Becoming an American citizen gives the same rights and privileges of citizenship as natural born American citizens, except one: naturalized U.S. citizens are not eligible for the Office of the President or Vice President of the United States.

==US citizenship eligibility requirements==
To be able to apply for citizenship through naturalization, you have to meet the following requirements. You must:
- Be 18 years of age or above.
- Be a lawful permanent resident for 5 years (3 years if married to a US citizen).
- Have maintained continuous residence during the past 5 years (3 years if married to a US citizen).
- Have maintained physical presence during the past 5 years (3 years if married to a US citizen).
- Have good moral character.
- Have basic knowledge of English.
- Have basic knowledge of US government and history.
- Be willing to take the Oath of Allegiance.

==Content==
The N-400 form is a series of questions about eligibility, personal information, marital history, children, criminal activities and the oath of allegiance to the United States. Many private sector online services are available to candidates for naturalization to help them complete the form. Sometimes a lawyer's help is required.

Filing the form costs $760 when submitted by mail, or $710 when filed online.
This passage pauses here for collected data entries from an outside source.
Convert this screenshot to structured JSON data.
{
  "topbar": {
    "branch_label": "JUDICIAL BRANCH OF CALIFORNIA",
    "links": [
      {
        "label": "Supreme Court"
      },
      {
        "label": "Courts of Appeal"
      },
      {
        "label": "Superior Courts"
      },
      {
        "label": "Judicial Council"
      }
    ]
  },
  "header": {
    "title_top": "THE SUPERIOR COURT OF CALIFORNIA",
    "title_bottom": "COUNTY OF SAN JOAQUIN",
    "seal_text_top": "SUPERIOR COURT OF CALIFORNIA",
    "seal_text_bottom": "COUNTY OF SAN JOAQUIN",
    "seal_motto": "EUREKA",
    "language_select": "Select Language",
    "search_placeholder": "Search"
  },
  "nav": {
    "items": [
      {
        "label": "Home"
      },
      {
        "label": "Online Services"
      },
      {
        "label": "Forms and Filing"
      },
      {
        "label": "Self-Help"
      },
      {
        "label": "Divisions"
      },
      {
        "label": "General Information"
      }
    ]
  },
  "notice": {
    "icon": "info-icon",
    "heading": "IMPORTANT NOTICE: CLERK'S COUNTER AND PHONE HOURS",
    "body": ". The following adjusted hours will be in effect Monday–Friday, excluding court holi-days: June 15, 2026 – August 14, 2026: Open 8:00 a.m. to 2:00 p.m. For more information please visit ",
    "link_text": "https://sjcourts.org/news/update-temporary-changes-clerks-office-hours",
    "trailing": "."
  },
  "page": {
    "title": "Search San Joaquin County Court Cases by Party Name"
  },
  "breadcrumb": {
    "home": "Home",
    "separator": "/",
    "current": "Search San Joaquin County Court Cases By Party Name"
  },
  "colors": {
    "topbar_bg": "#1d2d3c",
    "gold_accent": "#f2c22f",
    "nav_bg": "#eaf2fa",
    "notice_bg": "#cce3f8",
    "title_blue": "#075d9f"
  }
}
The biometrics fee is now included in the filing fee as of April 2024. Reduced fees or fee waivers may be available for eligible applicants.

After filing the form, the applicant undergoes an interview process with the United States Citizenship and Immigration Services (USCIS). The USCIS interview includes an English and civics test. The English test has three components: reading, writing, and speaking. The civics test covers important U.S. history and government topics.